The organization’s release comes more than a year after a study by Vanderbilt University School of Nursing’s Peter Buerhaus, Ph.D., explaining the critical role nurses play in preventing adverse patient outcomes. More than 126,000 nursing positions nationally are unfilled today. Buerhaus predicts a shortage of 500,000 registered nurses by 2020.

Buerhaus, Valere Potter Professor of Nursing and senior associate dean for Research, consulted with the national organization before the release last week. Buerhaus’ study, appearing in the May issue of the New England Journal of Medicine, was co-authored by Harvard’s Jack Needleman. The study showed that low nurse staffing directly impacts patient outcomes, including urinary tract infections, shock and bleeding.

When the study was first released in 2001 the pair sought to provide evidence that nursing staff is related to what happens to patients. This was part of an effort to highlight the need for a change in public policy that would enable hospitals to enrich staffing levels to the point where adverse patient outcomes can be reduced.

The Vanderbilt-Harvard study showed higher R.N. staffing was associated with a 3 percent to 12 percent reduction in certain adverse outcomes, and higher staffing at all levels of nursing was associated with a 2 percent to 25 percent reduction in adverse outcomes.

In the report, the JCAHO concurred with Buerhaus’ and Needleman’s findings, offering a paradigm shift in the way nurses are trained, hired and perceived in the workplace.

“This represents the first time that JCAHO has seriously embraced the nursing shortage and the impact it has on quality of health care,” Buerhaus said.

Buerhaus is excited about the increasing awareness of nursing’s role in quality of health care. “What used to be a trickle of evidence has now turned into a stream of evidence,” he said.

The three-tiered strategy outlined by JCAHO includes transforming the workplace, creating a clinical foundation for nursing educational preparation and advancement, and providing financial incentives for health care organizations to invest in high-quality nursing care.

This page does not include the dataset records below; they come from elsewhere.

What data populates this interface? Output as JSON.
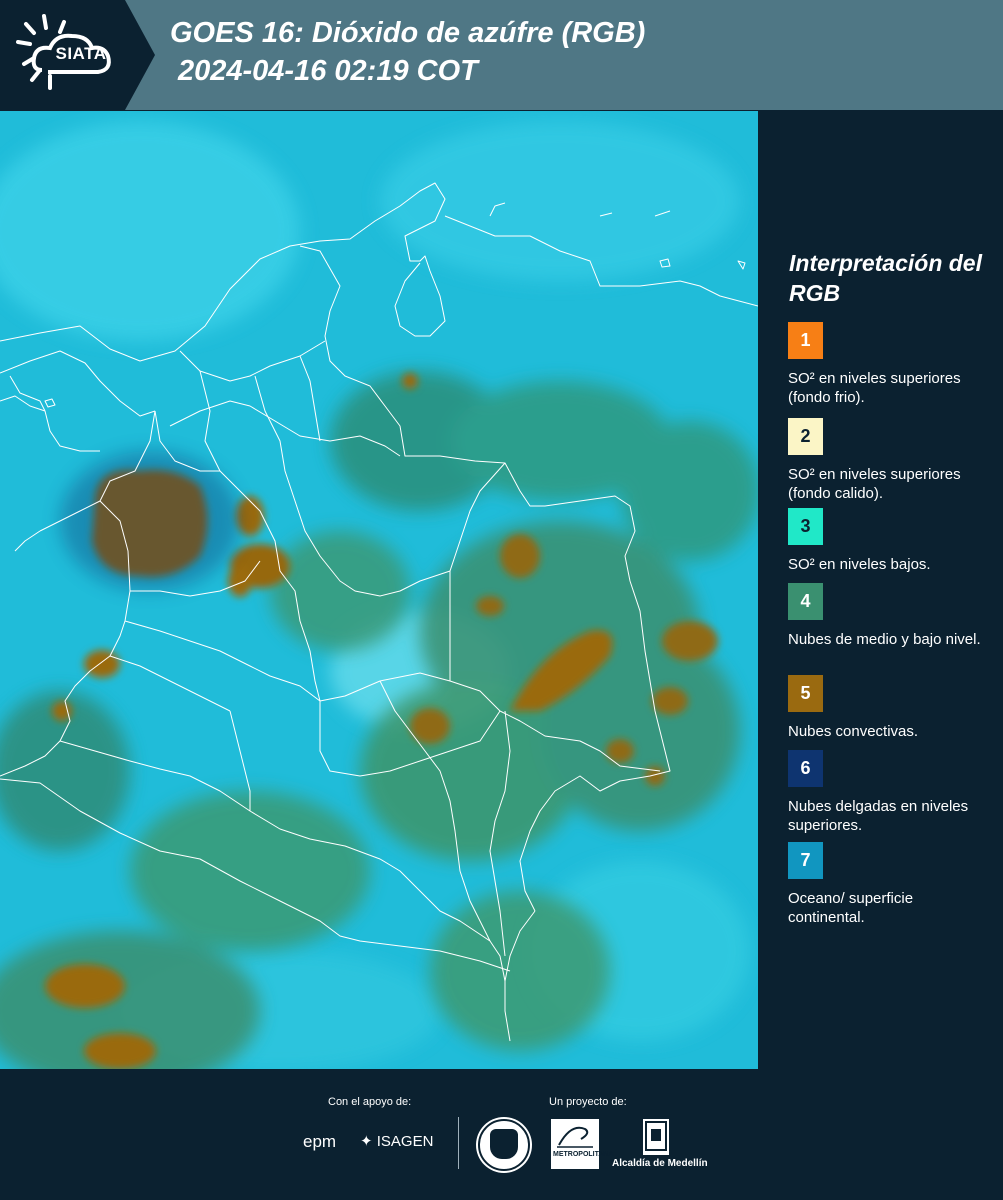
{
  "header": {
    "logo_text": "SIATA",
    "title_line1": "GOES 16: Dióxido de azúfre (RGB)",
    "title_line2": "2024-04-16 02:19 COT",
    "background_color": "#4f7785"
  },
  "legend": {
    "title": "Interpretación del RGB",
    "items": [
      {
        "number": "1",
        "color": "#f77f15",
        "description": "SO² en niveles superiores (fondo frio)."
      },
      {
        "number": "2",
        "color": "#fbf5c6",
        "description": "SO² en niveles superiores (fondo calido)."
      },
      {
        "number": "3",
        "color": "#20e8c8",
        "description": "SO² en niveles bajos."
      },
      {
        "number": "4",
        "color": "#3a9070",
        "description": "Nubes de medio y bajo nivel."
      },
      {
        "number": "5",
        "color": "#9a6a10",
        "description": "Nubes convectivas."
      },
      {
        "number": "6",
        "color": "#0e3470",
        "description": "Nubes delgadas en niveles superiores."
      },
      {
        "number": "7",
        "color": "#1196c0",
        "description": "Oceano/ superficie continental."
      }
    ]
  },
  "map": {
    "background_color": "#20bcd9",
    "border_color": "#ffffff"
  },
  "footer": {
    "support_label": "Con el apoyo de:",
    "project_label": "Un proyecto de:",
    "sponsors": [
      "epm",
      "ISAGEN"
    ],
    "partners": [
      "Área Metropolitana Valle de Aburrá",
      "Alcaldía de Medellín"
    ],
    "area_logo_text": "METROPOLITANA",
    "alcaldia_text": "Alcaldía de Medellín"
  }
}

“Hospitals need to take into account that JCAHO will now be including data on how nurses affect the health care industry,” Buerhaus said.

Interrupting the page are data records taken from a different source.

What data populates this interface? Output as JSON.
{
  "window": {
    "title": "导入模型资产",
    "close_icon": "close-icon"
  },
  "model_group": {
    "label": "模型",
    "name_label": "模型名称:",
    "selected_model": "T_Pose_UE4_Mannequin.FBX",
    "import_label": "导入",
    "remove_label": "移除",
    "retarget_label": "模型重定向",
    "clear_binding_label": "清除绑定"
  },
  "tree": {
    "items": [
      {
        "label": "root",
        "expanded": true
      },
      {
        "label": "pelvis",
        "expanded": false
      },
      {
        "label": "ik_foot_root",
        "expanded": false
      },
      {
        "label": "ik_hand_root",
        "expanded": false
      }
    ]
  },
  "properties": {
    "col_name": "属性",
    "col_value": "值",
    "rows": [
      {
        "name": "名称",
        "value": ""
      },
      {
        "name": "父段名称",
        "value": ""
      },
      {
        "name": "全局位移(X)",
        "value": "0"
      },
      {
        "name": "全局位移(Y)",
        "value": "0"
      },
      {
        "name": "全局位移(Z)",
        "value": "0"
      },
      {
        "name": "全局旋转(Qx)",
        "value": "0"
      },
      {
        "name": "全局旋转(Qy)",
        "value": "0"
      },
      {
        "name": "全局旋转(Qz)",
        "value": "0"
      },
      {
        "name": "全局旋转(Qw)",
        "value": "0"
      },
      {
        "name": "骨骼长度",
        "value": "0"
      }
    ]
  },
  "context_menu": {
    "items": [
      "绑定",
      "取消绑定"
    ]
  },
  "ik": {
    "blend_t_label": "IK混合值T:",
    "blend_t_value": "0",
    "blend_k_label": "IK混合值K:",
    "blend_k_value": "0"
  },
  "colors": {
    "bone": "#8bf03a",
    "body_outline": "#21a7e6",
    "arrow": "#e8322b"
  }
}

In transforming the workplace, JCAHO suggests that hospitals and other medical facilities give nurses the independence and support needed to perform their jobs well, creating a culture of professional satisfaction and encouraging retention. The accreditation organization is also calling for the creation of standardized post-graduate nursing residency programs to improve nursing education.

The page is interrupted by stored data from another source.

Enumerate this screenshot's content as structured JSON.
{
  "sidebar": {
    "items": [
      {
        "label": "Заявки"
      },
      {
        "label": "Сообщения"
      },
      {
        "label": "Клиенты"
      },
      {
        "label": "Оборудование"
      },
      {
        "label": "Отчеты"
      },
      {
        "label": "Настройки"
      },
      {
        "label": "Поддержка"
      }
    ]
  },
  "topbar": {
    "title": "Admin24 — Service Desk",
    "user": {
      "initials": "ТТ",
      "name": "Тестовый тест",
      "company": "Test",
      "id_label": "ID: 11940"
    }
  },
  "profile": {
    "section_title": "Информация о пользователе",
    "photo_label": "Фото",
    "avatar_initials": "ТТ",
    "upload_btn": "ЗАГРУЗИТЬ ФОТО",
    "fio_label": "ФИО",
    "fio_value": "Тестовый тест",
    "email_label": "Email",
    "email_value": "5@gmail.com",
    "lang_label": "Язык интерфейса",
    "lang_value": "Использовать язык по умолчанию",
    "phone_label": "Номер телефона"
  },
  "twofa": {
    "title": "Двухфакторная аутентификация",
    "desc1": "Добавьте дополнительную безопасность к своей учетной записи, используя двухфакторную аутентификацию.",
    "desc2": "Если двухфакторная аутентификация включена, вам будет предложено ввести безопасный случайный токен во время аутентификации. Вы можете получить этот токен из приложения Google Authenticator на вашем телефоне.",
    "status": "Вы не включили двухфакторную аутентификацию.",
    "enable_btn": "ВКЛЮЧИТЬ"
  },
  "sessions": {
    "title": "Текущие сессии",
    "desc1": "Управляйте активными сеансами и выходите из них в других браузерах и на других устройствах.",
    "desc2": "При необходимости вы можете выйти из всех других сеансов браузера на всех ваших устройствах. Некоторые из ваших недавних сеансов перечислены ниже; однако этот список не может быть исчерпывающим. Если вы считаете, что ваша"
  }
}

“The need for solutions to this problem is particularly urgent,” said Dr. Dennis S. O’Leary, JCAHO president. “We must as a country understand not simply what needs to be done, but who specifically is responsible for getting each task done. Otherwise, we face a future in which patient safety and health care quality will be significantly compromised.”

“This report is about accountabilities,” said Sally Ann Sample, R.N., moderator of the JCAHO Expert Roundtable committee. “Hospital CEOs, public policy makers, nurse executives, schools of nursing, physicians, accreditors and private industry must all come together to take definitive steps to radically change the calamitous course we are on now.”